Bills are quietly moving at the Capitol that would change the 40 year old system designed to help Floridians needing to rebuild or repair their homes but whose insurer is bankrupt.

This legislation will cost consumers additional hurricane "taxes." And after a bad hurricane or series of hurricanes, the legislation could delay getting needed money to pay claims.

While there is a small segment of the industry that is supportive of this legislation, they cannot point to any scenario where the proposed changes can in any way save money for Florida policyholders; it can only cost them more money.

The fact is, in the wake of 1992's Hurricane Andrew a dozen insurance companies folded. After the 2004-2005 hurricane seasons we saw the Poe Financial Group—with nearly 320,000 policyholders—collapse.  The Poe liquidation left behind nearly 20,000 unpaid claims worth about $230 million.

In recent years, we have seen a number of smaller domestic insurance companies go under despite seven years with no hurricanes

Since 1970, the Florida Insurance Guaranty Association (FIGA) has been the cavalry that rides to the rescue when an insurance company goes under. The other insurance companies quickly pitch in 2 percent of their premium—generally within 30 days—to "pay the cavalry." This 2 percent is then divided up between all policyholders statewide and collected over time. 

Today, two bills that have been filed–SB 324 and HB 211–require FIGA to assess policyholders directly through a "pass-thru" mechanism that is much slower than the current "up front" process, with payments beginning about 90 days from the assessment order, and continuing for up to a year.

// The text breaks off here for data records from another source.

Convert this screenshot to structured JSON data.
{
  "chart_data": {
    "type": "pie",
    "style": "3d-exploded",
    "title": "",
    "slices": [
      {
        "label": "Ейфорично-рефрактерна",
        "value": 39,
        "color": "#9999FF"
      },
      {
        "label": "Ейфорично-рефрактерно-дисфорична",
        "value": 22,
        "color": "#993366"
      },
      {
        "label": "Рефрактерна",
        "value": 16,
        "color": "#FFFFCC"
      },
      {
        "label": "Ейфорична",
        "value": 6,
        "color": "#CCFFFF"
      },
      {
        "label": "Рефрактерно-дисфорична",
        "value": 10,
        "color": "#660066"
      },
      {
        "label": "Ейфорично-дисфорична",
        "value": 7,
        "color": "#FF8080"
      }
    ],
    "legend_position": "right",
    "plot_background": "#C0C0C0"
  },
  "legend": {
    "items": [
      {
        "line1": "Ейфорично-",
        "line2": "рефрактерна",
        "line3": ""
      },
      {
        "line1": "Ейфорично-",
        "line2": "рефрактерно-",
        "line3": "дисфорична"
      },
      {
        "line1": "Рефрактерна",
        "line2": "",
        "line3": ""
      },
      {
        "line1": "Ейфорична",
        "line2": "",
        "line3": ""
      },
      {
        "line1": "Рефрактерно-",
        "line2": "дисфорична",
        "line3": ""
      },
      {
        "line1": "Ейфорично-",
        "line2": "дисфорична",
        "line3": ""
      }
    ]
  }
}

 While nobody is keen on paying an extra two percent on their insurance premium, it is this type of "commonwealth" approach that is used in most other states.  In fact, the National Association for Insurance Guaranty Funds opposes these proposed changes to FIGA.

After a hurricane, or series of storms, if FIGA needs money quickly it would need to borrow and run up interest costs. In the Poe example, FIGA estimates it would have cost an extra $24 million if it had borrowed the $230 million it needed to pay claims. 

$24 million extra! What if other companies had failed at the same time?  What if Citizens Property Insurance Corp. and the Florida Hurricane Catastrophe Fund (CAT Fund) also had to borrow to cover hurricane costs?  Borrowing costs would soar as capital becomes scarce or, as is feared by the CAT Fund's director, becomes unavailable. 

Lawmakers have feverishly sought ways of reducing the possibility of hurricane "taxes" in recent years.  This legislation flies in the face of these efforts. Our "cavalry" has worked well for 43 years—let's not mess with it now.